Examples of Evolution
Evolution is often mistakenly considered a dead science, one that has not changed since Darwin's time and has no impact on modern life. In fact, evolutionary theory is a lively field of innovative research which is constantly generating novel results. It also has practical applications in modern society. From agriculture to medicine, our understanding of the biological world and our interection with it is based on evolutionary theory. Improvements in crop production or health care are often based on recent research in evolutionary biology. The examples compiled here may be used to engage students in thinking about evolution in new ways.
The following activity is designed to help students find their own examples of evolution in the popular media and in their day to day lives. Assign one topic to each group of two to three students. Have the students look for recent media coverage of the topic focusing on the role of evolutionary biology. Students may prepare a brief presentation for the class, or write up their results. Students should address the following questions:
- How does evolution play a role in this issue?
- Does this example demonstrate natural selection? If so, what are the selective pressures? If not, what is the force driving evolution?
- What role do variation and heritability play in this example, if any?

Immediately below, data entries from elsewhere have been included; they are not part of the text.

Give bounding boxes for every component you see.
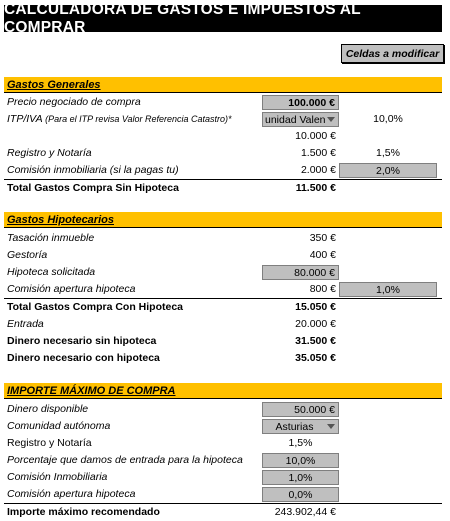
row-entrada: Entrada 20.000 € <box>4 316 442 333</box>
row-dinero-disponible: Dinero disponible 50.000 € <box>4 401 442 418</box>
row-registro-notaria: Registro y Notaría 1.500 € 1,5% <box>4 145 442 162</box>
row-itp-value: 10.000 € <box>4 128 442 145</box>
comunidad-autonoma-select[interactable]: Asturias <box>262 419 339 434</box>
comision-inmobiliaria-2-input[interactable]: 1,0% <box>262 470 339 485</box>
itp-percent: 10,0% <box>373 113 403 125</box>
registro-notaria-2-label: Registro y Notaría <box>7 437 92 449</box>
row-comunidad-autonoma: Comunidad autónoma Asturias <box>4 418 442 435</box>
dinero-disponible-label: Dinero disponible <box>7 403 89 415</box>
dinero-disponible-input[interactable]: 50.000 € <box>262 402 339 417</box>
row-importe-maximo: Importe máximo recomendado 243.902,44 € <box>4 504 442 521</box>
comision-inmobiliaria-label: Comisión inmobiliaria (si la pagas tu) <box>7 164 179 176</box>
row-precio-compra: Precio negociado de compra 100.000 € <box>4 94 442 111</box>
comision-apertura-label: Comisión apertura hipoteca <box>7 283 136 295</box>
registro-notaria-label: Registro y Notaría <box>7 147 92 159</box>
row-comision-apertura-2: Comisión apertura hipoteca 0,0% <box>4 486 442 504</box>
importe-maximo-label: Importe máximo recomendado <box>7 506 160 518</box>
entrada-label: Entrada <box>7 318 44 330</box>
section-importe-maximo: Dinero disponible 50.000 € Comunidad aut… <box>4 401 442 521</box>
section-header-gastos-generales: Gastos Generales <box>4 77 442 93</box>
porcentaje-entrada-input[interactable]: 10,0% <box>262 453 339 468</box>
itp-value: 10.000 € <box>295 130 336 142</box>
row-registro-notaria-2: Registro y Notaría 1,5% <box>4 435 442 452</box>
dinero-con-hipoteca-label: Dinero necesario con hipoteca <box>7 352 160 364</box>
porcentaje-entrada-label: Porcentaje que damos de entrada para la … <box>7 454 243 466</box>
importe-maximo-value: 243.902,44 € <box>274 506 336 518</box>
row-hipoteca-solicitada: Hipoteca solicitada 80.000 € <box>4 264 442 281</box>
row-comision-inmobiliaria-2: Comisión Inmobiliaria 1,0% <box>4 469 442 486</box>
row-tasacion: Tasación inmueble 350 € <box>4 230 442 247</box>
precio-compra-input[interactable]: 100.000 € <box>262 95 339 110</box>
registro-notaria-2-value: 1,5% <box>288 437 313 449</box>
registro-notaria-percent: 1,5% <box>376 147 400 159</box>
dinero-con-hipoteca-value: 35.050 € <box>295 352 336 364</box>
itp-iva-label: ITP/IVA (Para el ITP revisa Valor Refere… <box>7 113 232 125</box>
editable-cells-legend: Celdas a modificar <box>341 44 444 63</box>
comision-apertura-value: 800 € <box>309 283 336 295</box>
hipoteca-solicitada-input[interactable]: 80.000 € <box>262 265 339 280</box>
total-sin-hipoteca-label: Total Gastos Compra Sin Hipoteca <box>7 182 179 194</box>
comunidad-select-value: unidad Valen <box>265 114 326 126</box>
entrada-value: 20.000 € <box>295 318 336 330</box>
itp-note: (Para el ITP revisa Valor Referencia Cat… <box>45 114 232 124</box>
page-title: CALCULADORA DE GASTOS E IMPUESTOS AL COM… <box>4 1 442 36</box>
section-header-importe-maximo: IMPORTE MÁXIMO DE COMPRA <box>4 383 442 399</box>
row-dinero-con-hipoteca: Dinero necesario con hipoteca 35.050 € <box>4 350 442 367</box>
gestoria-value: 400 € <box>309 249 336 261</box>
hipoteca-solicitada-label: Hipoteca solicitada <box>7 266 96 278</box>
tasacion-label: Tasación inmueble <box>7 232 95 244</box>
row-total-con-hipoteca: Total Gastos Compra Con Hipoteca 15.050 … <box>4 299 442 316</box>
comunidad-autonoma-label: Comunidad autónoma <box>7 420 111 432</box>
comunidad-select[interactable]: unidad Valen <box>262 112 339 127</box>
row-comision-apertura: Comisión apertura hipoteca 800 € 1,0% <box>4 281 442 299</box>
dinero-sin-hipoteca-label: Dinero necesario sin hipoteca <box>7 335 157 347</box>
section-header-gastos-hipotecarios: Gastos Hipotecarios <box>4 212 442 228</box>
dinero-sin-hipoteca-value: 31.500 € <box>295 335 336 347</box>
comision-inmobiliaria-percent-input[interactable]: 2,0% <box>339 163 437 178</box>
section-gastos-hipotecarios: Tasación inmueble 350 € Gestoría 400 € H… <box>4 230 442 367</box>
comision-inmobiliaria-value: 2.000 € <box>300 164 336 176</box>
comunidad-autonoma-value: Asturias <box>275 421 314 433</box>
total-con-hipoteca-value: 15.050 € <box>295 301 336 313</box>
row-dinero-sin-hipoteca: Dinero necesario sin hipoteca 31.500 € <box>4 333 442 350</box>
total-con-hipoteca-label: Total Gastos Compra Con Hipoteca <box>7 301 183 313</box>
comision-apertura-2-input[interactable]: 0,0% <box>262 487 339 502</box>
section-gastos-generales: Precio negociado de compra 100.000 € ITP… <box>4 94 442 197</box>
row-gestoria: Gestoría 400 € <box>4 247 442 264</box>
comision-apertura-2-label: Comisión apertura hipoteca <box>7 488 136 500</box>
total-sin-hipoteca-value: 11.500 € <box>295 182 336 194</box>
registro-notaria-value: 1.500 € <box>300 147 336 159</box>
row-itp-iva: ITP/IVA (Para el ITP revisa Valor Refere… <box>4 111 442 128</box>
gestoria-label: Gestoría <box>7 249 48 261</box>
row-porcentaje-entrada: Porcentaje que damos de entrada para la … <box>4 452 442 469</box>
tasacion-value: 350 € <box>309 232 336 244</box>
chevron-down-icon <box>327 117 335 122</box>
chevron-down-icon <box>327 424 335 429</box>
comision-inmobiliaria-2-label: Comisión Inmobiliaria <box>7 471 108 483</box>
precio-compra-label: Precio negociado de compra <box>7 96 141 108</box>
row-comision-inmobiliaria: Comisión inmobiliaria (si la pagas tu) 2… <box>4 162 442 180</box>
row-total-sin-hipoteca: Total Gastos Compra Sin Hipoteca 11.500 … <box>4 180 442 197</box>
comision-apertura-percent-input[interactable]: 1,0% <box>339 282 437 297</box>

- How is this topic relevant in your life?
Medical applications of evolution are possibly the most exciting aspect of modern evolutionary research. From determining the molecular basis of disease through developing treatments and cures, researchers rely on the basic principles of evolutionary theory. Meanwhile, the research itself provides new insight into evolutionary processes.
The Human Genome Project is possible and useful because of evolution. All organisms share the basic molecular heredity system of DNA and RNA. Laboratory methods and tools, such as sequencing, provide information from any cell type from bacteria to mammals. The resulting information can be used to study human physiology, health and disease. Although the majority of medical research will be conducted in other organisms such as dogs and primates, this research will apply to humans because we share many physiological pathways due to our evolutionary relationships. Downloadable curriculum materials on the Human Genome Project is available free of charge including DOE-supported Curriculum Modules from BSCS for high school teachers and students, and NIH Curriculum Supplement Series for High School Grades 9-12. Publications, posters, presentations and other materials are available as well.
Examples of Evolution
This list of 15 great examples of recent evolutionary work was published by Nature in January, 2009, in honor of Darwin's 200th birthday and the 150th anniversary of the publication of The Origin of Species.
This list of improtant evolutionary research stories was published by Wired in January, 2009.
From The New Scientist
Human diseases are excellent examples of evolution. Pathogens must evolve rapidly to avoid the human immune response and medical interventions, such as drugs. Because bacterial and viral pathogens have short, and generally quick, life cycles, evolution can be observed in a few days or months. On the opposite side of this equation, some human mutations appear to provide resistance to pathogens, explaining the persistence of these mutations in the human population.
Natural selection works on individuals within a population, with the end result that a variation that provides benefit to the individual will become more prevalent in the population. Natural selection is one variable in evolution, but it is not the only type of selection. Other types of selection include artificial, sexual and kin selection. These selective pressures result in adaptions - particular lifestyles or body plans that provide an advantage in a specific environment.